As tentativas duns e outros de remendar as coisas não podem mudar este facto: a Vª República e o seu princípio fundamental, o bonapartismo, já não são capazes de conter as contradições de classe. Isso preocupa Le Figaro: “A paisagem política devastada em que Macron poderá começar o seu segundo mandato é muito preocupante. O risco é que a frustração nascida da sensação de impossibilidade de alternância endureça um pouco mais a tensão que percorre o nosso país. Nesta divisão sociológica, será grande a tentação de reacender ‘a guerra de classe com classe, dos que nada têm contra os que têm’ (Tocqueville). O Chefe de Estado compreendeu-o, prometendo novas formas de governação. Na verdade, é todo o exercício da democracia que precisa de ser restaurado com urgência.” 

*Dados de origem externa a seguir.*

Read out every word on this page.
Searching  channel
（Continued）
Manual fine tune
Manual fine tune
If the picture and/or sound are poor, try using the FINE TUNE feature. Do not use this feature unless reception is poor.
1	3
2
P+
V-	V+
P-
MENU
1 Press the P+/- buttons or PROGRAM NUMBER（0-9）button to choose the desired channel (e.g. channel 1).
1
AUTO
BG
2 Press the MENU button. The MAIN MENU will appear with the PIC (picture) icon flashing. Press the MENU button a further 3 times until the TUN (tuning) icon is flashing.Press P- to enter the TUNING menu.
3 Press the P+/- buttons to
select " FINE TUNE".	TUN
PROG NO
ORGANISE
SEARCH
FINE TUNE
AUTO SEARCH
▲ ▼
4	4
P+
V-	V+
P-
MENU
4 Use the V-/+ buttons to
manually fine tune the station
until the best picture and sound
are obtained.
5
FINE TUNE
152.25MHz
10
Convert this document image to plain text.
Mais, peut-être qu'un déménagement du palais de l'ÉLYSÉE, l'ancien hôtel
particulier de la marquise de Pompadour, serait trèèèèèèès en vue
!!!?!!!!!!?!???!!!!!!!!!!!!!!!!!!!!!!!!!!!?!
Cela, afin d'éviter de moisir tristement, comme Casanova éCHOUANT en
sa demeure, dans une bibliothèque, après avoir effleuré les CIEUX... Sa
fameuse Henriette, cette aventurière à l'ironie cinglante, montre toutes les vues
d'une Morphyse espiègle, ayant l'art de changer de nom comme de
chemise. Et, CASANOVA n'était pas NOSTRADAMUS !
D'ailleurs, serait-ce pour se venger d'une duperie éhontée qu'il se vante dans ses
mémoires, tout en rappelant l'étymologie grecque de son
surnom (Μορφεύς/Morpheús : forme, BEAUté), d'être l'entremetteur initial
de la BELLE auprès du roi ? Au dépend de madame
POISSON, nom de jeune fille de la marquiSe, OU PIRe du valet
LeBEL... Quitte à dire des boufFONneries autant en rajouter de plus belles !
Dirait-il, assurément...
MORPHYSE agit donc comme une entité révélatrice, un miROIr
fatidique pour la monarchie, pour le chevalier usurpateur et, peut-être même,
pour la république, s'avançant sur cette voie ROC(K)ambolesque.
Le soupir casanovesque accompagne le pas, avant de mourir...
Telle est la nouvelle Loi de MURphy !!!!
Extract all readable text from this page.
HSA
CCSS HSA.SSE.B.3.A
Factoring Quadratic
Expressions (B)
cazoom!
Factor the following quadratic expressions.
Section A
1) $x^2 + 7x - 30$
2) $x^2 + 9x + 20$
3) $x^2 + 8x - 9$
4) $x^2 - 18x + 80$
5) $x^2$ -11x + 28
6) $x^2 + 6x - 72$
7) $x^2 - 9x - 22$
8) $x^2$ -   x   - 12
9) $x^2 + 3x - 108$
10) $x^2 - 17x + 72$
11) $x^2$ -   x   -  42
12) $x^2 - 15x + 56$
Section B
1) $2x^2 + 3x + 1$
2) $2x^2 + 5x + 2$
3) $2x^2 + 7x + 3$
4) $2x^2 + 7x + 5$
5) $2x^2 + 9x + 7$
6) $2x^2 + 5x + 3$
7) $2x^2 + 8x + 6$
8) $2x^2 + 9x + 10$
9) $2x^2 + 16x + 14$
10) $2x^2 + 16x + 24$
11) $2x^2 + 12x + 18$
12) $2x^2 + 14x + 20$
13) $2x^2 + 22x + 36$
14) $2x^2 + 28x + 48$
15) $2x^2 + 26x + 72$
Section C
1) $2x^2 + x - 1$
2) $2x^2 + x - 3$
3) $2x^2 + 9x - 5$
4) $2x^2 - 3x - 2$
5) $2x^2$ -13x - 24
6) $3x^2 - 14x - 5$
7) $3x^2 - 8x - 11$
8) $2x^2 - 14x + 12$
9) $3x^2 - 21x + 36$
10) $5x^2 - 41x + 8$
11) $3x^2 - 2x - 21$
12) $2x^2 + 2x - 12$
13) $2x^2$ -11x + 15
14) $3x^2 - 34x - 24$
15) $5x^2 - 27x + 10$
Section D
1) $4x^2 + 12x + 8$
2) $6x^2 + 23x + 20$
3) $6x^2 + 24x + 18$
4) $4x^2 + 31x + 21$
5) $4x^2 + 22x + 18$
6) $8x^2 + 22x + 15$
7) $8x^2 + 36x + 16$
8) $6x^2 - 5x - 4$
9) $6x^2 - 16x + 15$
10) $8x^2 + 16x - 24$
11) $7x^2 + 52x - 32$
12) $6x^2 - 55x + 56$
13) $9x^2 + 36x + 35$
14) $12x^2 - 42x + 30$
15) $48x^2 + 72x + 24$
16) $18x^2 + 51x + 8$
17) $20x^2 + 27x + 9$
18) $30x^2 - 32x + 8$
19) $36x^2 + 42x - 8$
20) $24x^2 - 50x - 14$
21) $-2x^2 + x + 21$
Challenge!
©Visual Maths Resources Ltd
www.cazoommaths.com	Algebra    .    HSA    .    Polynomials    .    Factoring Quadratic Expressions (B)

Restaurar o exercício da democracia”? Isso é permitir que a maioria imponha a satisfação das suas exigências mais fundamentais, não só quanto à forma da democracia, mas também quanto ao seu conteúdo social. Só um governo ao serviço da imensa maioria, a dos que, para viver, só têm o seu trabalho, só um governo que não hesite em atacar os privilégios (e as centenas de milhar de milhões) da pequena minoria de exploradores e especuladores, só um tal governo dos trabalhadores poderá restaurar a democracia, liquidando a Vª República. Para tal, convocará a Assembleia Constituinte soberana, apoiado no movimento de milhões e milhões em luta pelos seus direitos, mobilizados no terreno de classe. É ao serviço desta perspectiva que estamos a construir o Partido Operário Independente Democrático.